Als het erg warm was gingen we vaak op de fiets naar het Amsterdamse Bos om ons daar in de speelvijver te vermaken en een balletje te trappen. Voordat we naar het bos vertrokken legde mijn vader een aantal flesjes bier in de grote teil met koud water, zodat hij bij thuiskomst een koud pilsje had. We beschikten nog niet over koelkast. Die schafte mijn moeder later aan via het spaarsysteem van Albert Heyn.

Het Aquarium van Artis
Het Aquarium van Artis
In de winterperiode waren we vaak in het Tropenmuseum te vinden om kennis te nemen van de culturen in onze vroegere kolonies. Of in het Aquarium van Artis. Het had iets magisch om in het pikkedonker naar al die exotische vissen te kijken. De sidderaal kon ons lange tijd boeien.

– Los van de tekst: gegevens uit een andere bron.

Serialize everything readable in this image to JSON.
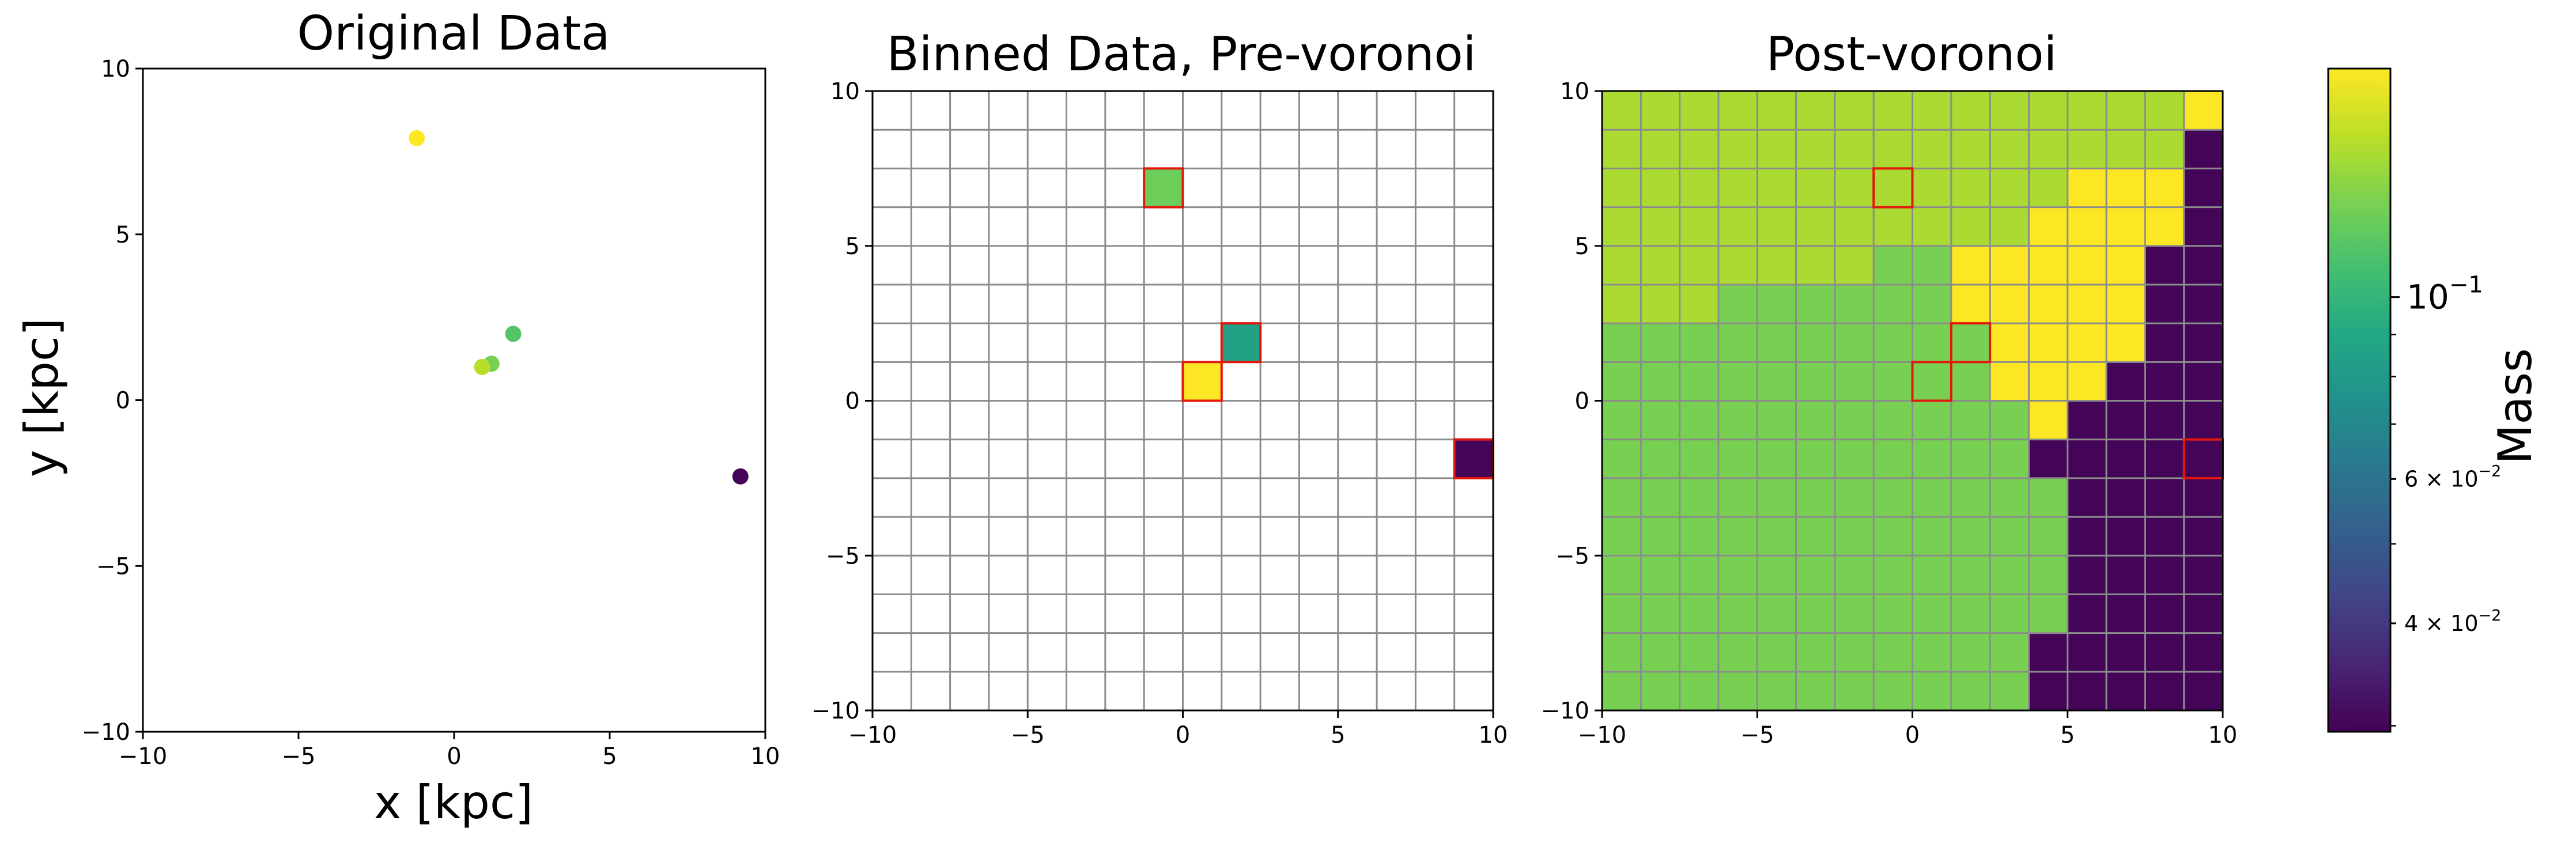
{
  "figure": {
    "colorbar": {
      "label": "Mass",
      "ticks": [
        {
          "value": 0.1,
          "base": "10",
          "exp": "−1",
          "major": true
        },
        {
          "value": 0.06,
          "mant": "6 × 10",
          "exp": "−2",
          "major": false
        },
        {
          "value": 0.04,
          "mant": "4 × 10",
          "exp": "−2",
          "major": false
        }
      ],
      "unlabeled_minor_ticks": [
        0.03,
        0.05,
        0.07,
        0.08,
        0.09
      ],
      "range": [
        0.0295,
        0.19
      ],
      "scale": "log",
      "colormap": "viridis"
    }
  },
  "chart_data": [
    {
      "type": "scatter",
      "title": "Original Data",
      "xlabel": "x [kpc]",
      "ylabel": "y [kpc]",
      "xlim": [
        -10,
        10
      ],
      "ylim": [
        -10,
        10
      ],
      "xticks": [
        -10,
        -5,
        0,
        5,
        10
      ],
      "yticks": [
        -10,
        -5,
        0,
        5,
        10
      ],
      "grid": false,
      "points": [
        {
          "x": -1.2,
          "y": 7.9,
          "mass": 0.19
        },
        {
          "x": 1.9,
          "y": 2.0,
          "mass": 0.115
        },
        {
          "x": 1.2,
          "y": 1.1,
          "mass": 0.13
        },
        {
          "x": 0.9,
          "y": 1.0,
          "mass": 0.155
        },
        {
          "x": 9.2,
          "y": -2.3,
          "mass": 0.03
        }
      ]
    },
    {
      "type": "heatmap",
      "title": "Binned Data, Pre-voronoi",
      "xlim": [
        -10,
        10
      ],
      "ylim": [
        -10,
        10
      ],
      "xticks": [
        -10,
        -5,
        0,
        5,
        10
      ],
      "yticks": [
        -10,
        -5,
        0,
        5,
        10
      ],
      "grid": true,
      "bins": 16,
      "filled_cells": [
        {
          "col": 7,
          "row": 13,
          "mass": 0.125
        },
        {
          "col": 9,
          "row": 9,
          "mass": 0.085
        },
        {
          "col": 8,
          "row": 8,
          "mass": 0.19
        },
        {
          "col": 15,
          "row": 6,
          "mass": 0.03
        }
      ],
      "highlighted_cells": [
        {
          "col": 7,
          "row": 13
        },
        {
          "col": 9,
          "row": 9
        },
        {
          "col": 8,
          "row": 8
        },
        {
          "col": 15,
          "row": 6
        }
      ]
    },
    {
      "type": "heatmap",
      "title": "Post-voronoi",
      "xlim": [
        -10,
        10
      ],
      "ylim": [
        -10,
        10
      ],
      "xticks": [
        -10,
        -5,
        0,
        5,
        10
      ],
      "yticks": [
        -10,
        -5,
        0,
        5,
        10
      ],
      "grid": true,
      "bins": 16,
      "region_masses": {
        "A": 0.15,
        "B": 0.13,
        "C": 0.19,
        "D": 0.03
      },
      "cell_regions": [
        "AAAAAAAAAAAAAAAC",
        "AAAAAAAAAAAAAAAD",
        "AAAAAAAAAAAACCCD",
        "AAAAAAAAAAACCCCD",
        "AAAAAAABBCCCCCDD",
        "AAABBBBBBCCCCCDD",
        "BBBBBBBBBBCCCCDD",
        "BBBBBBBBBBCCCDDD",
        "BBBBBBBBBBBCDDDD",
        "BBBBBBBBBBBDDDDD",
        "BBBBBBBBBBBBDDDD",
        "BBBBBBBBBBBBDDDD",
        "BBBBBBBBBBBBDDDD",
        "BBBBBBBBBBBBDDDD",
        "BBBBBBBBBBBDDDDD",
        "BBBBBBBBBBBDDDDD"
      ],
      "highlighted_cells": [
        {
          "col": 7,
          "row": 13
        },
        {
          "col": 9,
          "row": 9
        },
        {
          "col": 8,
          "row": 8
        },
        {
          "col": 15,
          "row": 6
        }
      ]
    }
  ]
}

Wanneer we bij opa en oma Bosman in Amersfoort op bezoek gingen, dan moesten we op zondag vroeg naar de kerk. Daarna trokken we onze beste kleren aan en gingen op pad naar het Muiderpoortstation. Ruim een uur later waren we bij opa en oma en kregen we limonade. Opa had altijd wat bijzonders voor ons in petto, wandelen in de bossen van Den Treek met de herdershond Max of vliegers maken. Dat kon opa zo goed. En ze gingen altijd de lucht in. Mijn moeder had zo haar bedenkingen, want wij hadden ons goeie goed aan. Maar als ze zag, dat we ons opperbest vermaakten, dan liet ze haar zorgen varen. Speciaal voor ons maakte oma ’s avonds warm eten klaar, zodat we met een gevulde maag naar huis konden, rechtstreeks door naar bed.
Toen mijn vader en moeder hun eerste auto hadden gekocht, een groenwitte Opel Record met kenteken DD-03-10, gingen we vaker naar Amersfoort, en ook naar de andere opa en oma. Een enkele keer trokken we naar Nunspeet om ons daar aan het strand van het Veluwemeer te vermaken. Je kon daar kano’s huren, wist ik van het jaarlijkse uitstapje van de misdienaartjes van de HH. Martelaren van Gorcumkerk op het Linnaeushof. Bovendien was het water van het Veluwemeer niet diep, want maar een paar van ons konden zwemmen.
Het moge duidelijk zijn, mijn jeugd was een fijne tijd, zeker wanneer mijn vader zijn doordeweekse afwezigheid compenseerde door voor ons Sinterklaas te spelen. Vaak was niets hem te gek, wanneer hij met ons op stap was. En mijn moeder genoot dan van haar welverdiende rust.